Don Octavio, sentado a la cabecera, golpeó la porcelana con un tenedor de plata. El sonido, antes una orden que hacía temblar a los camareros, resonó como un eco patético en la sala vacía.
—Esto es una farsa, Julián —gruñó el patriarca. Su voz, otrora un trueno en los consejos, ahora se quebraba—. Los empleados no responden a mis llamadas. Las cuentas están bajo una auditoría que ni siquiera puedo auditar. Exijo saber qué juego estás jugando con el fideicomiso.
Julián se acercó, sosteniendo una botella de vino que valía más que el sueldo anual de cualquier mesero de la casa. Sirvió la copa de su padre con una precisión quirúrgica, observando el temblor en la mano del hombre que alguna vez había dictado el destino de la ciudad.
—No es un juego, padre —respondió Julián, su voz carente de duda—. Es una liquidación. Y no hablo solo de los números en rojo que Ignacio entregó esta mañana. Hablo de la estructura misma de tu imperio.
Elena Sotomayor, sentada en un rincón con un maletín de cuero sobre el regazo, observaba la escena con una frialdad profesional. Ella no intervino; su presencia era la confirmación de que el cerco legal era absoluto.
—El banco ha cometido un error —insistió Octavio, aferrándose al borde de la mesa—. Llama a tu contacto. Exige que liberen las cuentas. No puedes permitir que esta humillación continúe.
Julián dejó caer sobre la caoba un documento con el sello oficial de la auditoría. El papel dictaba el fin de la solvencia de los Varela.
—No hay error.
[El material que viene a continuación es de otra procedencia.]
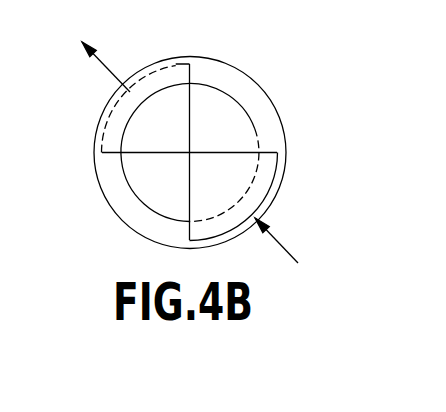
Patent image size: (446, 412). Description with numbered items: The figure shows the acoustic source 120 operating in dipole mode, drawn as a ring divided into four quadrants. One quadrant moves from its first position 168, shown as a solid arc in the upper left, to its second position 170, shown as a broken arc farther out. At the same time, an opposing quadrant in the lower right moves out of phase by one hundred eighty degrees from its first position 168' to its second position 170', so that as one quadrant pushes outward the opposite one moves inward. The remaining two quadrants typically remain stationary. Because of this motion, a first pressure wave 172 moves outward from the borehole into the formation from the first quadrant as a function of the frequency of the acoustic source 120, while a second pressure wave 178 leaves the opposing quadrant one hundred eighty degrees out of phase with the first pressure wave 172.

The acoustic source 120 is at (250, 97).
The position 1 of first quadrant 168 is at (188, 121).
The position 2 of first quadrant 170 is at (139, 76).
The position 1 of opposing quadrant 168' is at (266, 197).
The position 2 of opposing quadrant 170' is at (279, 175).
The first pressure wave 172 is at (110, 70).
The second pressure wave 178 is at (287, 249).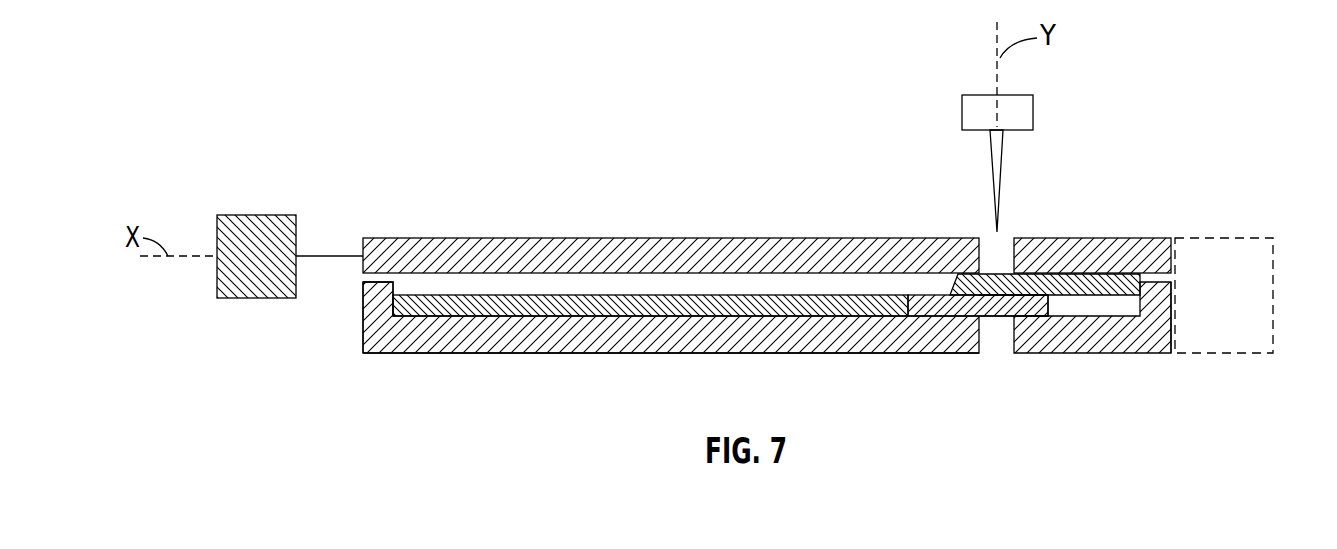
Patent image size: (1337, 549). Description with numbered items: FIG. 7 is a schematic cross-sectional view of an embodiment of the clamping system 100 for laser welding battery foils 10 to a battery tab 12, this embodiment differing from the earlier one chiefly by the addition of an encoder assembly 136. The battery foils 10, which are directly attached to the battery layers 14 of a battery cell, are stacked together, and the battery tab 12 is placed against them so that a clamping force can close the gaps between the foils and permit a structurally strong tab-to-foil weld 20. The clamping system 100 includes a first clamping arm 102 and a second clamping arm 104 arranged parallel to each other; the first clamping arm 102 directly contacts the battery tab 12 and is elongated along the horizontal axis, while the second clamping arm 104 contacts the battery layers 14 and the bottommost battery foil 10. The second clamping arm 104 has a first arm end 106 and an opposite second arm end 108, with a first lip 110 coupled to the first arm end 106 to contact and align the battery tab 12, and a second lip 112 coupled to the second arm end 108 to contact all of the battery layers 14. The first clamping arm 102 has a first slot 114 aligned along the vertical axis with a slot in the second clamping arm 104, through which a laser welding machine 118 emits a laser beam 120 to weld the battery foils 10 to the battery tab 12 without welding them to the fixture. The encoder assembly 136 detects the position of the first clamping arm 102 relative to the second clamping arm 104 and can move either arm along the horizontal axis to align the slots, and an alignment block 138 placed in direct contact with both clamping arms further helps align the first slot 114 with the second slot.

Hay una sentencia. Las cuentas no están bloqueadas por un fallo técnico, sino por la evidencia de los desvíos criminales que Ignacio ha confesado. El fideicomiso ya no es una reserva familiar; es un activo bajo mi administración directa. Tú ya no tienes acceso a un solo centavo de este legado.
Julián caminó hacia el ventanal. Afuera, los operarios de demolición ya habían comenzado a vallar el perímetro. El sonido de los mazos golpeando la piedra ancestral era un latido constante, el metrónomo de la caída de los Varela.
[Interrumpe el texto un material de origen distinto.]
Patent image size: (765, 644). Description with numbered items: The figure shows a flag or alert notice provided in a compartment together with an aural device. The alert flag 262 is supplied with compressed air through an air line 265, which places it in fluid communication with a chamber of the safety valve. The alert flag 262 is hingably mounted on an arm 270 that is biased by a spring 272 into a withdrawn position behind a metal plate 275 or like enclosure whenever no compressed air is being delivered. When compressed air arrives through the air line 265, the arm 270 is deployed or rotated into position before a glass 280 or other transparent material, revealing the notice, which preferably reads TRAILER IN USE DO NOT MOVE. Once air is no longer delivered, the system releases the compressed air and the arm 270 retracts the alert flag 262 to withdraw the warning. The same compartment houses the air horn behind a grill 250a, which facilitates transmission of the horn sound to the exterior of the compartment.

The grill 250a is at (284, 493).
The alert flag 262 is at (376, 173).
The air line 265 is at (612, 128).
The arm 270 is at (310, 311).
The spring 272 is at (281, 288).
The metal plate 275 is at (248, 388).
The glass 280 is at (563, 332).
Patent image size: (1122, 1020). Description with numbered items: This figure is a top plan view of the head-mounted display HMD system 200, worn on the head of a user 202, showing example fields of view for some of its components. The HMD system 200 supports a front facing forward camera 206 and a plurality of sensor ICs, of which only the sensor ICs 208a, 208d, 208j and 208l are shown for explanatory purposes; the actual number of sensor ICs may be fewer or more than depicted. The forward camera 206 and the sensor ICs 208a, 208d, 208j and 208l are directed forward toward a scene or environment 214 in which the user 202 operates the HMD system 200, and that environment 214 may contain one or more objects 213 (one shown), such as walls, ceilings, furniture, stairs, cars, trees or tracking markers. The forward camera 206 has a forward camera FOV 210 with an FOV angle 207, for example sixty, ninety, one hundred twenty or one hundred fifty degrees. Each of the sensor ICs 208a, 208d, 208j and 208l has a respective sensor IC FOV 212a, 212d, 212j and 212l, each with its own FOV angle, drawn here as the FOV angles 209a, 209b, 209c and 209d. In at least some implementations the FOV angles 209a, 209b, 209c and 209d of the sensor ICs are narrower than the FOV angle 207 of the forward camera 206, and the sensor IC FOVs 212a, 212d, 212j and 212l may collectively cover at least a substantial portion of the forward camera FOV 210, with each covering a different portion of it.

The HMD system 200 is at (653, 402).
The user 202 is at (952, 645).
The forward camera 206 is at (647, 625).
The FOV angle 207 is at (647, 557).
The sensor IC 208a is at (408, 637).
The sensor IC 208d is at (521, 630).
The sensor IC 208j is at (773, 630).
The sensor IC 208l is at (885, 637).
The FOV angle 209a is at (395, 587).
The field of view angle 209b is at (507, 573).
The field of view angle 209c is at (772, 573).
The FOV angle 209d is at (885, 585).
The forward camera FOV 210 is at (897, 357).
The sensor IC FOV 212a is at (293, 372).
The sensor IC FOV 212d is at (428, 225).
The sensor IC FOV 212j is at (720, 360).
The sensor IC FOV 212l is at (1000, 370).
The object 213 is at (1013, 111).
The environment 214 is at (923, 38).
—¿Qué estás haciendo? —la voz de Octavio era un susurro—. Este lugar es nuestra historia.
—Este lugar es el ancla que nos hundía —replicó Julián, girándose para enfrentar a su padre—. He ordenado la demolición total. Cuando los cimientos se conviertan en escombros, no quedará ni un rastro del orgullo que usaste para humillarme durante años. Mañana no habrá restaurante, ni historia, ni apellido. Solo el terreno vacío que yo decidiré cómo vender.
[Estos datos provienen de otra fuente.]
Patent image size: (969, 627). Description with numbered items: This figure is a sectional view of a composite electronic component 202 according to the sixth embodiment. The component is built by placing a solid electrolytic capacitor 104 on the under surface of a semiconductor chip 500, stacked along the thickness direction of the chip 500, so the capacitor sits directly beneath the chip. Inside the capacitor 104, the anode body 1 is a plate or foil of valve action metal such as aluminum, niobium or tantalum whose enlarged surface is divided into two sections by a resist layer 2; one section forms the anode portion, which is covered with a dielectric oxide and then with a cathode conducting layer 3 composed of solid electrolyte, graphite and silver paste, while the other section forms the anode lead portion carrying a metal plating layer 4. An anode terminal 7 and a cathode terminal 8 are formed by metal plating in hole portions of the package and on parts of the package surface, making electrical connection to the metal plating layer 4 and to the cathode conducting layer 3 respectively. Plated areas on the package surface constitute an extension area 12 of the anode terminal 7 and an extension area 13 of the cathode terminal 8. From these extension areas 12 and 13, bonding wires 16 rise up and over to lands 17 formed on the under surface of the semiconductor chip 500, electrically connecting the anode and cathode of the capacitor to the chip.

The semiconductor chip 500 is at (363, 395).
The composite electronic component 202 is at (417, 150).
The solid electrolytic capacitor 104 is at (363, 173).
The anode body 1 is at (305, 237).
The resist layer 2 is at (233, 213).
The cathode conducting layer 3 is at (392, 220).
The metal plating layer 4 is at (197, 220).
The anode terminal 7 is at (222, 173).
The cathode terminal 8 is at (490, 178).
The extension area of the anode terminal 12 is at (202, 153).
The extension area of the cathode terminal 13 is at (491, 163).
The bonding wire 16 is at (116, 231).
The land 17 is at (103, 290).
La humillación fue total. Los empleados, observando desde la penumbra de la cocina, desviaron la mirada, entendiendo que el nuevo dueño ya no pedía permiso. Don Octavio se desplomó en su silla, mirando las manos vacías que habían construido un mundo que ya no le pertenecía. Julián, con la frialdad de un verdugo, se dio la vuelta. El siguiente paso sería neutralizar a sus hermanos, y con los recursos bloqueados, no tendrían donde esconderse.